Plus de deux Français sur trois soutiennent les opérations au Sahel et ils sont presque aussi nombreux à estimer que le budget de la défense doit être maintenu ou même augmenté.
Les Français vivent une lune de miel, inédite depuis plusieurs années, avec leurs armées. Tous les trois mois, l'institut de sondages Ipsos réalise, à la demande du ministère de la Défense, un baromètre sur la perception des opérations extérieures de la France dans l'opinion. La dernière livraison, datée de la fin du mois de janvier, dévoile des chiffres très étonnants. Le fait que 69 % des Français approuvent l'intervention au Mali ne surprend pas, même si un sondage plus récent de l'Ifop pour le site Atlantico place à 60 % les opinions favorables à la guerre. Mais les autres opérations extérieures (Opex) recueillent également de très forts taux d'adhésion: 78 % pour la lutte contre les pirates en Somalie, 50 % pour le Liban et 49 % pour le Kosovo, alors que le maintien de 500 militaires en Afghanistan, pour effectuer des missions de formation, est approuvé par 62 % des sondés. À l'heure où tous les budgets sont comprimés, 66 % des sondés estiment qu'il faut maintenir ou augmenter celui de la défense. En novembre 2011, ils étaient 65 % à penser exactement le contraire. Les Français sont presque aussi nombreux aujourd'hui (63 %) à estimer que la France doit rester une grande puissance militaire et diplomatique dans le monde et ne pas affaiblir son outil militaire.

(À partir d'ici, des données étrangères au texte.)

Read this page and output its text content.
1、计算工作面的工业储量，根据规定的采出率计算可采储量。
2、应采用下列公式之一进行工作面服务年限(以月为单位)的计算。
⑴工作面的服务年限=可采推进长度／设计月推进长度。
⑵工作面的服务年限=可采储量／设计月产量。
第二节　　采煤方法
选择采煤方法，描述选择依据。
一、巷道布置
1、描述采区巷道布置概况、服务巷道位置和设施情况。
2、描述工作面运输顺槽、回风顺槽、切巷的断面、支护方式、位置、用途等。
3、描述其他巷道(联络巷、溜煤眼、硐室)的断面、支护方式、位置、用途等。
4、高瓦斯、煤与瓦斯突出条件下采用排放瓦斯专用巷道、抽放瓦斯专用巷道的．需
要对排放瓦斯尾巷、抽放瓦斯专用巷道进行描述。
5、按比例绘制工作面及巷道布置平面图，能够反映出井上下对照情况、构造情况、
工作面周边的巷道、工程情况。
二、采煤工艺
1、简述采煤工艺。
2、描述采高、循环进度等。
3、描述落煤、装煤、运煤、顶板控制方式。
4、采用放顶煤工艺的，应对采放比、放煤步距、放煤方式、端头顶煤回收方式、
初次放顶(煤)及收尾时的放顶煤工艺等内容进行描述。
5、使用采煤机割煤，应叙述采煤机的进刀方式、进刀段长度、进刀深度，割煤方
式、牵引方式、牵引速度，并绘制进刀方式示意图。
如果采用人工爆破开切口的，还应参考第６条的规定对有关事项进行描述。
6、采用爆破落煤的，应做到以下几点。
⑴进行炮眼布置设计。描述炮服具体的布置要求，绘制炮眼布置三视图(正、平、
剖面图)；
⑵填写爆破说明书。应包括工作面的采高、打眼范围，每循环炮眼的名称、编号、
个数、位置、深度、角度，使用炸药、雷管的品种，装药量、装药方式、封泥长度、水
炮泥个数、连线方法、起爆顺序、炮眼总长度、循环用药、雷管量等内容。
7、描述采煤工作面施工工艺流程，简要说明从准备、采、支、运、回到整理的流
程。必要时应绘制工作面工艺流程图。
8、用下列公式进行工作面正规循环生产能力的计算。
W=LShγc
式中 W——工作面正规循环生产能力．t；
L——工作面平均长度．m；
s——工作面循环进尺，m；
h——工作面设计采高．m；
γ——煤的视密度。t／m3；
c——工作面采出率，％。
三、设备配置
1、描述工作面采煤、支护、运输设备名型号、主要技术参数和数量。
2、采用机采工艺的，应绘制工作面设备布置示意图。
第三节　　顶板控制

Faut-il voir dans ces chiffres surprenants un effet Mali? Pleinement assumée par le pouvoir politique, remarquablement menée sur le terrain, l'intervention contre les djihadistes au Sahel a dès le premier jour suscité l'adhésion des Français. Mais la courbe s'était dessinée avant. «Les printemps arabes, la guerre en Libye avaient déjà commencé à convaincre les Français de l'existence d'une menace extérieure concrète et proche, qui les concerne directement. Le Mali, en pointant du doigt cette menace, a amplifié et cristallisé une nouvelle tendance amorcée il y a un an et demi et qui parait solide», analyse Brice Teinturier, le directeur d'Ipsos.
Un sentiment de fierté
La courbe se redresse d'autant plus franchement au début de l'année que l'intervention au Mali a ravivé des sentiments de fierté chez les Français, qui considèrent que la guerre dans le Sahel est légitime et que ses buts sont purs. Dans un contexte de crise et de forte inquiétude pour l'avenir, la réaffirmation de la souveraineté française rassure. Rien à voir avec l'indifférence qui avait accompagné l'engagement en Afghanistan, une guerre lointaine, menée par les Américains, basée sur une stratégie contestable et dont les Français n'ont jamais vraiment eu l'impression qu'elle les concernait directement.
Le regain d'intérêt pour les armées et la défense découle aussi de l'effacement progressif des États-Unis en Europe et au Moyen-Orient. En Libye, les Américains sont volontairement restés en seconde ligne. Ils prônent pour la Syrie une solution diplomatique et annoncent le déplacement de leurs intérêts stratégiques vers l'Asie et le Pacifique, tout en annonçant des coupes dans leur budget de la défense. «Le changement de perception des Français est bien sûr également lié au fait qu'ils réalisent que le travail ne sera désormais plus forcément fait par les autres, notamment par les Américains», explique Brice Teinturier.